Week 3: Fancy Translations from English to Logic

Last week, we saw that a sentence in a natural language can be represented in the formal language of logic through predicates, implications and quantifiers.  Yet we can be a little fancier with our representations by introducing two new members to our zoo of logical symbols. 

Suppose that we want to represent these English statements in logic:

(1) Some student that is in CSC165 is both cool and likes math.

(2) All students that are CSC165 are either cool or like math.

Let $U$ be the set of all students.  Let $C(x)$ mean $x$ is in CSC165, $K(x)$ mean $x$ is cool and $M(x)$ mean $x$ likes math.  The conjunction symbol, which represents the English word “and”, and the disjunction symbol, which represents the word English “or”, allows the translation of statements (1) and (2) into logic:

                        (1) $\exists x \in U, C(x) \implies (K(x) \wedge M(x))$.
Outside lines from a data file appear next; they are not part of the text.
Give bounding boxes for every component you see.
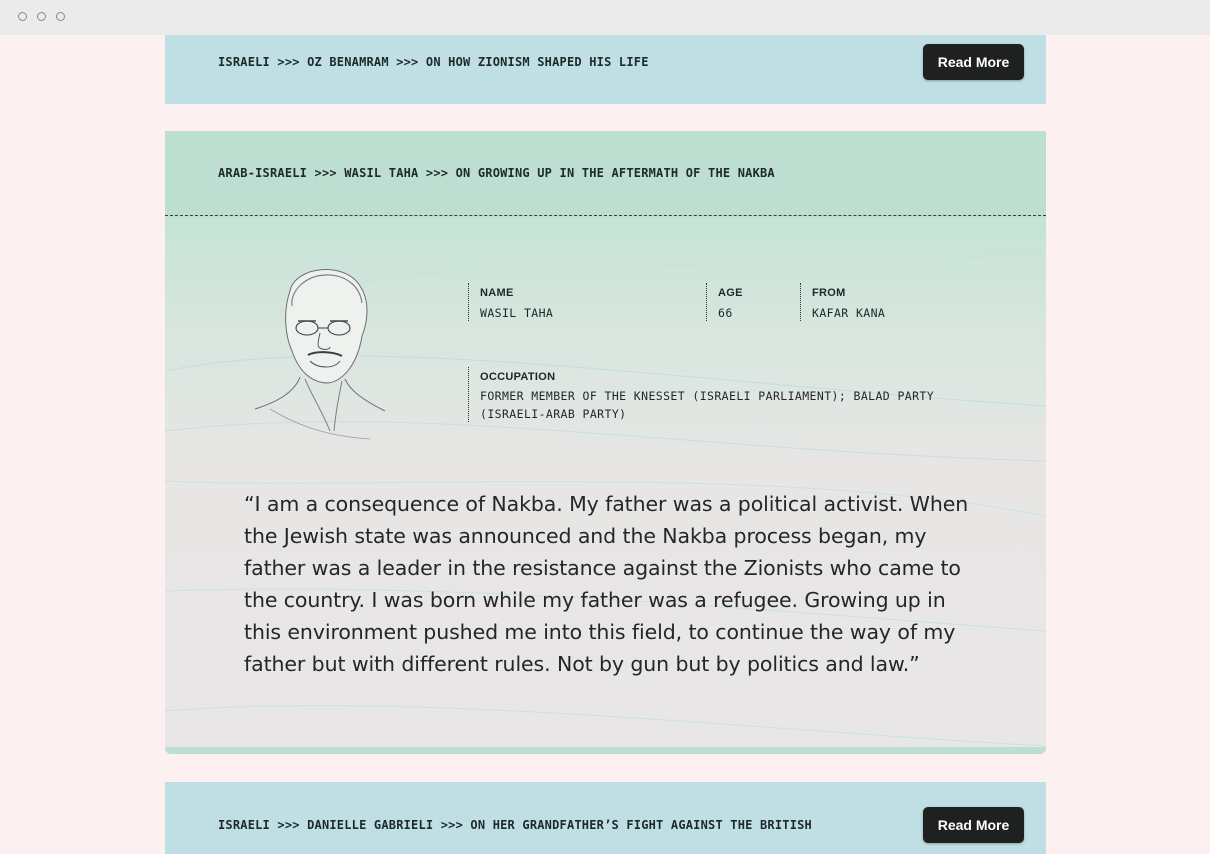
name-field: NAME WASIL TAHA	[468, 283, 695, 321]
story-card-danielle-gabrieli: ISRAELI >>> DANIELLE GABRIELI >>> ON HER…	[165, 782, 1046, 854]
portrait-illustration-icon	[254, 269, 386, 440]
name-label: NAME	[480, 287, 514, 299]
age-label: AGE	[718, 287, 743, 299]
window-minimize-icon[interactable]	[37, 12, 46, 21]
from-field: FROM KAFAR KANA	[800, 283, 992, 321]
from-value: KAFAR KANA	[812, 306, 886, 320]
name-value: WASIL TAHA	[480, 306, 554, 320]
read-more-button[interactable]: Read More	[923, 807, 1024, 843]
window-zoom-icon[interactable]	[56, 12, 65, 21]
occupation-value: FORMER MEMBER OF THE KNESSET (ISRAELI PA…	[480, 389, 935, 421]
from-label: FROM	[812, 287, 846, 299]
header-divider	[165, 215, 1046, 216]
story-breadcrumb: ARAB-ISRAELI >>> WASIL TAHA >>> ON GROWI…	[218, 166, 775, 180]
occupation-field: OCCUPATION FORMER MEMBER OF THE KNESSET …	[468, 367, 960, 422]
story-card-oz-benamram: ISRAELI >>> OZ BENAMRAM >>> ON HOW ZIONI…	[165, 35, 1046, 104]
story-breadcrumb: ISRAELI >>> OZ BENAMRAM >>> ON HOW ZIONI…	[218, 55, 649, 69]
age-field: AGE 66	[706, 283, 788, 321]
age-value: 66	[718, 306, 733, 320]
story-breadcrumb: ISRAELI >>> DANIELLE GABRIELI >>> ON HER…	[218, 818, 812, 832]
quote-text: “I am a consequence of Nakba. My father …	[244, 492, 969, 676]
window-close-icon[interactable]	[18, 12, 27, 21]
story-card-wasil-taha: ARAB-ISRAELI >>> WASIL TAHA >>> ON GROWI…	[165, 131, 1046, 754]
browser-chrome	[0, 0, 1210, 35]
card-bottom-accent	[165, 747, 1046, 754]
read-more-button[interactable]: Read More	[923, 44, 1024, 80]
occupation-label: OCCUPATION	[480, 371, 556, 383]
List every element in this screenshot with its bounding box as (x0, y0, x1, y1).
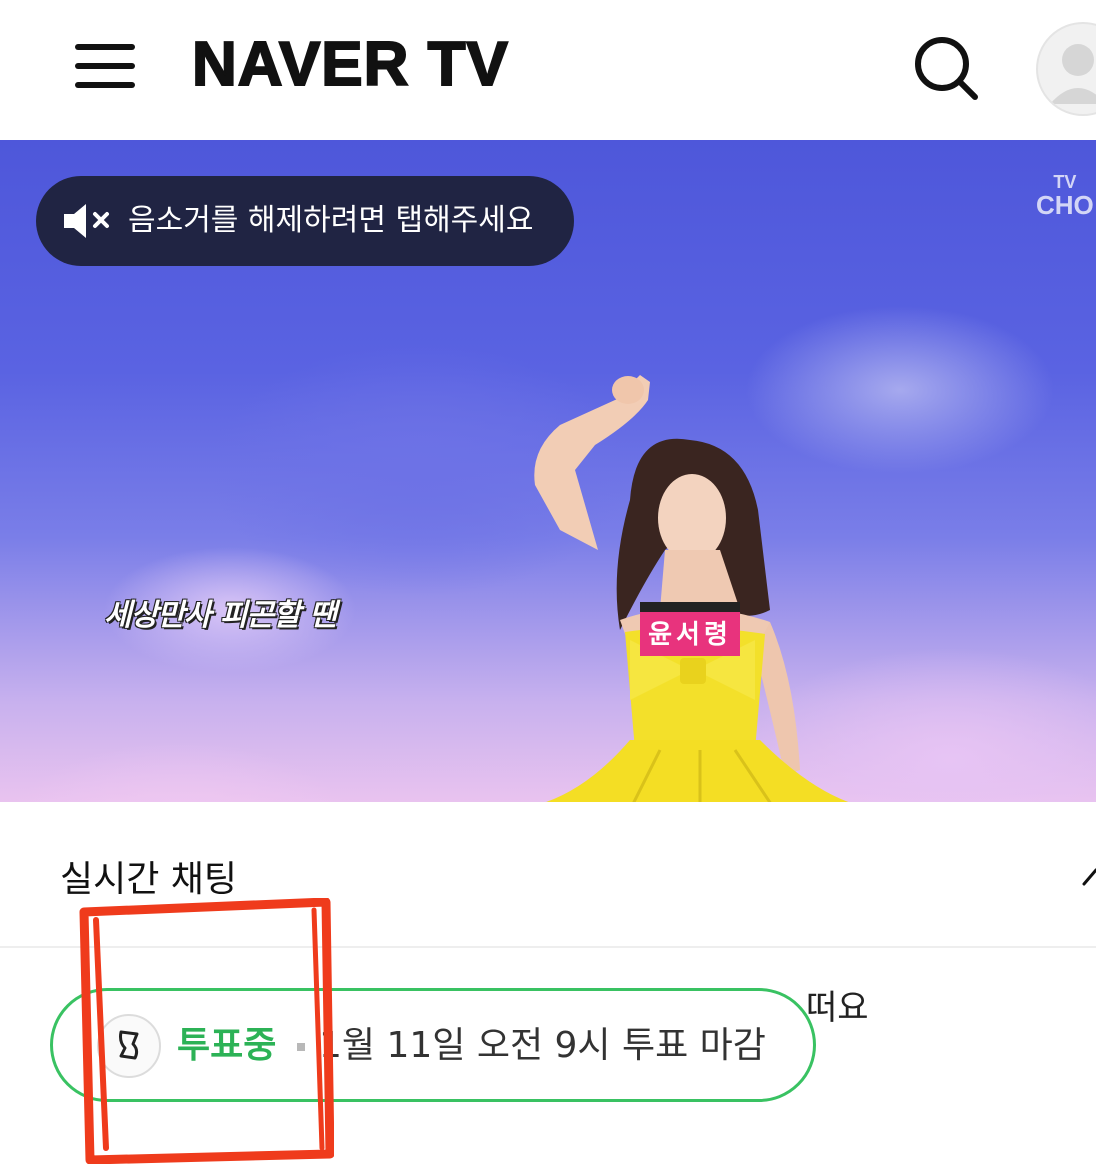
chevron-up-icon[interactable] (1078, 860, 1096, 890)
video-player[interactable]: TV CHO 윤서령 세상만사 피곤할 땐 음소거를 해제하려면 탭해주세요 (0, 140, 1096, 802)
unmute-hint-text: 음소거를 해제하려면 탭해주세요 (128, 203, 534, 238)
naver-tv-logo[interactable]: NAVER TV (191, 29, 509, 100)
app-header: NAVER TV (0, 0, 1096, 141)
chat-message-fragment: 떠요 (806, 988, 869, 1028)
menu-line (75, 82, 135, 88)
contestant-name-tag: 윤서령 (640, 602, 740, 656)
red-annotation-box (79, 898, 334, 1164)
menu-line (75, 44, 135, 50)
unmute-toast-button[interactable]: 음소거를 해제하려면 탭해주세요 (36, 176, 574, 266)
video-subtitle: 세상만사 피곤할 땐 (104, 598, 337, 633)
channel-watermark: TV CHO (1036, 172, 1094, 220)
profile-avatar-icon[interactable] (1036, 22, 1096, 116)
muted-speaker-icon (62, 202, 114, 244)
menu-icon[interactable] (75, 44, 135, 88)
performer-figure (534, 375, 849, 802)
vote-deadline-text: 1월 11일 오전 9시 투표 마감 (319, 1025, 766, 1066)
search-icon[interactable] (912, 34, 980, 102)
live-chat-title: 실시간 채팅 (60, 859, 238, 900)
menu-line (75, 63, 135, 69)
                        (2) $\forall x \in U, C(c) \implies (K(x) \vee M(x))$.

Now let us play a game of I-Spy.   See these statements:

                        (3) $\exists x \in U, C(x) \implies (K(x) \implies M(x))$.

                        (4) $\forall x \in U, C(x) \implies (K(x) \implies M(x))$.

I spy a nuance between statements (3) and (1) and statements (4) and (2).   What is this nuance?  It is the relation between predicates $K(x)$ and $M(x)$.  Replacing either the conjunction or disjunction symbol in a statement with an implication symbol changes the meaning of that statement.  Let us illustrate the difference between statements (1) and (3) and statements (2) and (4) with a CSC165 student named Bobby.

Bobby wants to take up the burden of satisfying statement (1).  Then he needs be cool and he has to like math.  Later Bobby decides that this is too much of a burden for him so he decides to satisfy statement (3) instead.  From last week`s post about implications, we know that he has a choice of either being uncool or keeping his fondness for math.  Hence, the implication is much more flexible than the conjunction.

Now Bobby wants to take up the burden of satisfying statement (2).  He campaigns to convince all his CSC165 classmates to either be cool or like math.  His classmates rebel and decide to neither be cool nor like math.  Yet Bobby is enterprising.  He decides to satisfy statement (4) instead.  Then he needs to get all his classmates to either be uncool or like math.  However, his CSC165 classmates are just as adept at defying Bobby and they decide to be both cool and dislike math.  Poor Bobby!  Hence, the implication and disjunction are different in how they are satisfied but they are the same in their flexibility.